We need to educate ourselves on what a safe in-person education looks like


These statements are themselves designed to reflect a privileged worldview: that of single-family households and foster schools. It misses the perspective of vulnerable children and multigenerational families living with racial disparities and disabilities. The Biden administration inadvertently showed how invisible some of these groups are in the pink race to get back to “normal” when Rochelle Walensky, head of the Centers for Disease Control and Prevention, had to apologize to disability advocates on an edited version of a television interview it sounded like he said it was “really encouraging news” that most COVID deaths have been suffered by people with at least four health conditions.

As a physician and epidemiologist to advise several community and educational groups throughout the pandemic, I hope that when the next crisis hits, we will start from the point where everyone suffers. Everyone should have a say in what a return to “normal” looks like.

We must remember, like Newton ageism scholar Margaret Gullette postulates that one of the main reasons why the nation to slow down The initial response to COVID-19 was because it was “only” old people who were dying at first, in nursing homes. During the first half of the pandemic, 80% of deaths from COVID were among people aged 65 or over.

We must remember that learning in school is no paradise for parents of color, who fear that their children will be the target of pendant lights and special education in underfunded systems, which also have sanitized social studies programs. As one black parent told the Washington Post last fall in a growing movement of homeschooled by parents of color“I feel like the school system is setting these kids up to fail, and I don’t want my child to be part of it.”

White “in-school” advocates do not volunteer to say that it is safer to send white children to school because the consequences of infections are mitigated by better basic health, less multigenerational family structuresand the largest capacity to work at homerelative to the average black or Latino worker.

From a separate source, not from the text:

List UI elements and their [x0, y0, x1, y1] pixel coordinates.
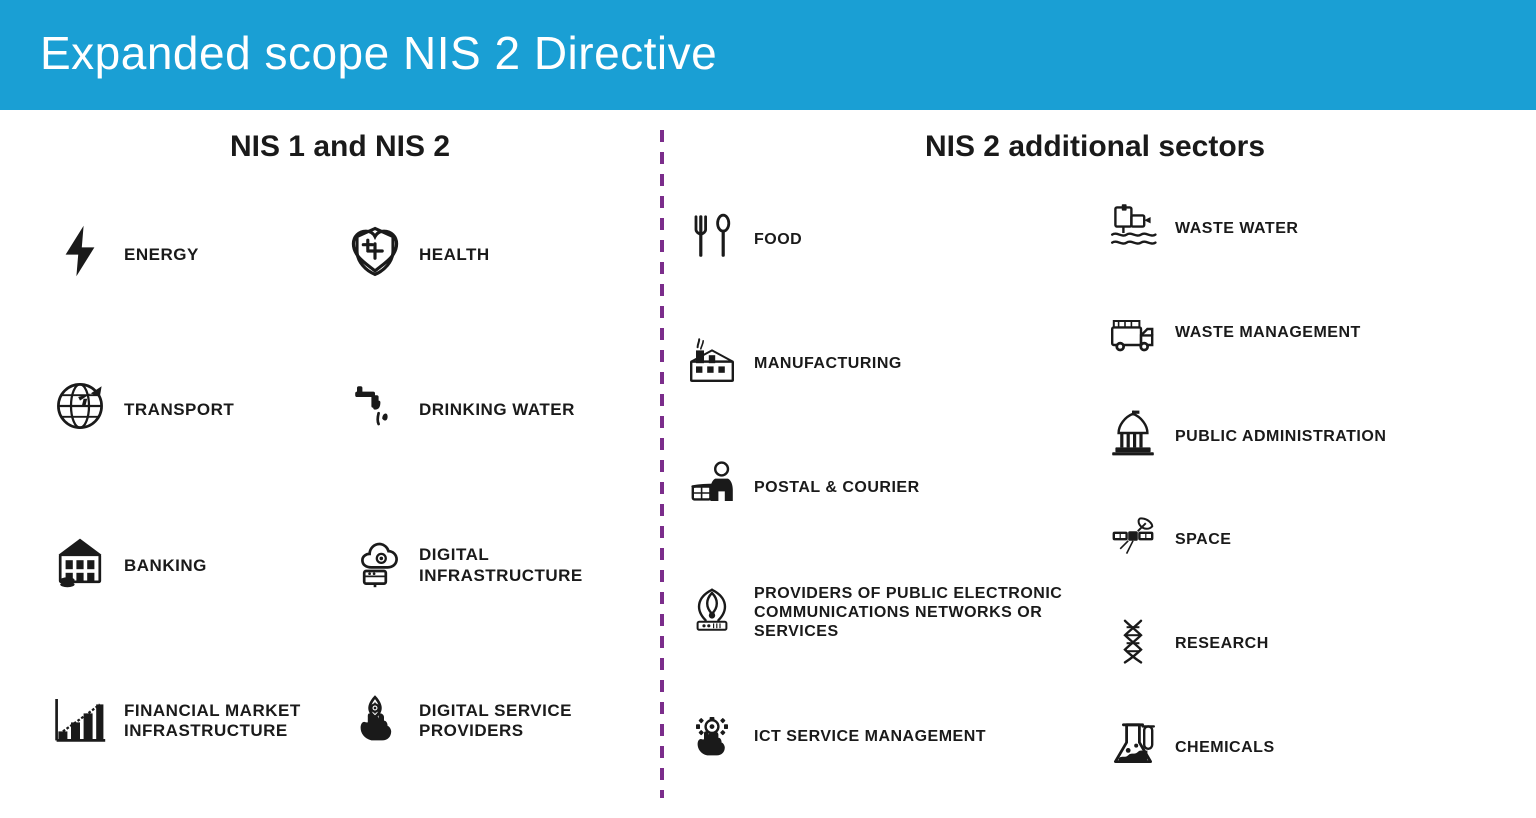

White parents don’t fear losing their children or orphaning their children in the same way as parents and grandparents of color. For all talk about children’s ability to generally cope with the virus, black and indigenous children are, respectively, 3.5 times and 2.7 times more likely to die of COVID-19 than white children. In one study last month in the journal Pediatrics, Black and Latino children were twice as likely to lose a parent or caregiver to COVID than a white child. Indigenous children were four and a half times more likely than a white child to lose a parent or caregiver.

In this context, it is easy to see why rational black and Latino parents are consistently the the most reluctant to send their children back to in-person learning during the pandemic. Yet they are often portrayed as ignoramuses who need convincing.

Instead, it is school advocates who must abandon either/or thinking that reflexively views remote learning as an absolute evil. Last year, the Christian Science Monitor featured school districts that found distance learning to have significant benefits by providing computers to low-income students, reducing academic losses due to school suspensions, and providing flexibility in parent-teacher meetings. Lincoln, Neb., Superintendent Steve Joel told The Monitor, “I think we’ve learned to better individualize and differentiate instruction. I think we’ve always been good at it, but I think we’ve become much better at it.

This should inspire us to improve in this debate at school. Omicron is fading, but disparities remain. We need to educate ourselves on what safe in-person schooling looks like – for all families.

Dr. Michelle Holmes is Associate Professor of Medicine at Harvard Medical School and Associate Professor of Epidemiology at Harvard TH Chan School of Public Health.